Host defences do not harm these beneficial bacteria. Microorganisms that
successfully enter an organism will encounter the cells and mechanisms
of the innate immune system. The innate response is usually triggered
when microbes are identified by pattern recognition receptors, which
recognise components that are conserved among broad groups of
microorganisms. Innate immune defences are non-specific, meaning these
systems respond to pathogens in a generic way. This system does not
confer long lasting immunity against a pathogen. The innate immune
system is the dominant system of host defence in most organisms. The
adaptive immune system evolved in early vertebrates, and allows for a
stronger immune response as well as immunological memory, where each
pathogen is 'remembered' by a signature antigen. The adaptive immune
response is antigen-specific and requires the recognition of specific
'non-self' antigens during a process called antigen presentation.
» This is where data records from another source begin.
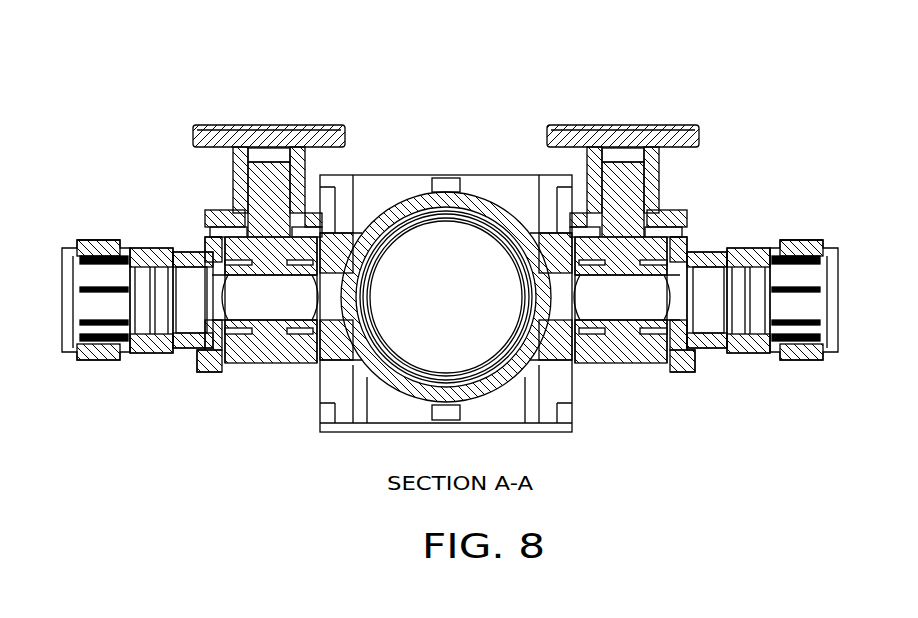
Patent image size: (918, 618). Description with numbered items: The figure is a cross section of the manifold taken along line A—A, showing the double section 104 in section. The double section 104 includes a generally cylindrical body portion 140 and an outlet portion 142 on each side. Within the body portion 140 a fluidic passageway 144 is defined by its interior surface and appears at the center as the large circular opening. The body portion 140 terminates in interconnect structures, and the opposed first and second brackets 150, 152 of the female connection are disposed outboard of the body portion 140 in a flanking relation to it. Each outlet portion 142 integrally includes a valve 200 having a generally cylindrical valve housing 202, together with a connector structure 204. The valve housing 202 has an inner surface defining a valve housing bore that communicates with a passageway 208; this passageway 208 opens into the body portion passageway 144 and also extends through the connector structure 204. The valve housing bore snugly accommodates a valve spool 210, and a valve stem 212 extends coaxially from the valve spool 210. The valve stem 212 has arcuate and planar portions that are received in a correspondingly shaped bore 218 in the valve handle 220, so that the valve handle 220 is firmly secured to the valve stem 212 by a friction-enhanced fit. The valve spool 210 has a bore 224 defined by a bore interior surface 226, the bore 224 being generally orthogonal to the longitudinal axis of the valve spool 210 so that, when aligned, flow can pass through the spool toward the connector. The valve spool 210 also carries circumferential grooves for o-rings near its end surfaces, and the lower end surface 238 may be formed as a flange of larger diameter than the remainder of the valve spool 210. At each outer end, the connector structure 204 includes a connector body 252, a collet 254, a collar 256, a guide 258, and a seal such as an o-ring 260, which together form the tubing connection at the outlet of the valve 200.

The double section 104 is at (268, 125).
The body portion 140 is at (488, 197).
The outlet portion 142 is at (207, 240).
The fluidic passageway 144 is at (405, 247).
The first bracket 150 is at (525, 200).
The second bracket 152 is at (513, 432).
The valve 200 is at (258, 378).
The valve housing 202 is at (203, 362).
The connector structure 204 is at (132, 240).
The passageway 208 is at (257, 375).
The valve spool 210 is at (230, 375).
The valve stem 212 is at (248, 190).
The bore 218 is at (285, 180).
The valve handle 220 is at (313, 125).
The bore 224 is at (446, 379).
The bore interior surface 226 is at (274, 303).
The lower end surface 238 is at (247, 375).
The connector body 252 is at (160, 246).
The collet 254 is at (60, 360).
The collar 256 is at (82, 365).
The guide 258 is at (133, 362).
The o-ring 260 is at (162, 362).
Antigen specificity allows for the generation of responses that are
tailored to specific pathogens or pathogen-infected cells. The ability
to mount these tailored responses is maintained in the body by 'memory
cells'. Should a pathogen infect the body more than once, these specific
memory cells are used to quickly eliminate it. The cells of the adaptive
immune system are special types of leukocytes, called lymphocytes. B
cells and T cells are the major types of lymphocytes and are derived
from stem cells in the bone marrow. B cells are involved in the humoral
immune response, whereas T cells are involved in response. When B cells
and T cells are activated and begin to replicate, some of their
offspring will become long-lived memory cells. Throughout the lifetime
of an animal, these memory cells will remember each specific pathogen
encountered and can mount a strong response if the pathogen is detected
again. This is 'adaptive', because it occurs during the lifetime of an
individual as an adaptation to infection with that pathogen, and
prepares the immune system for future challenges.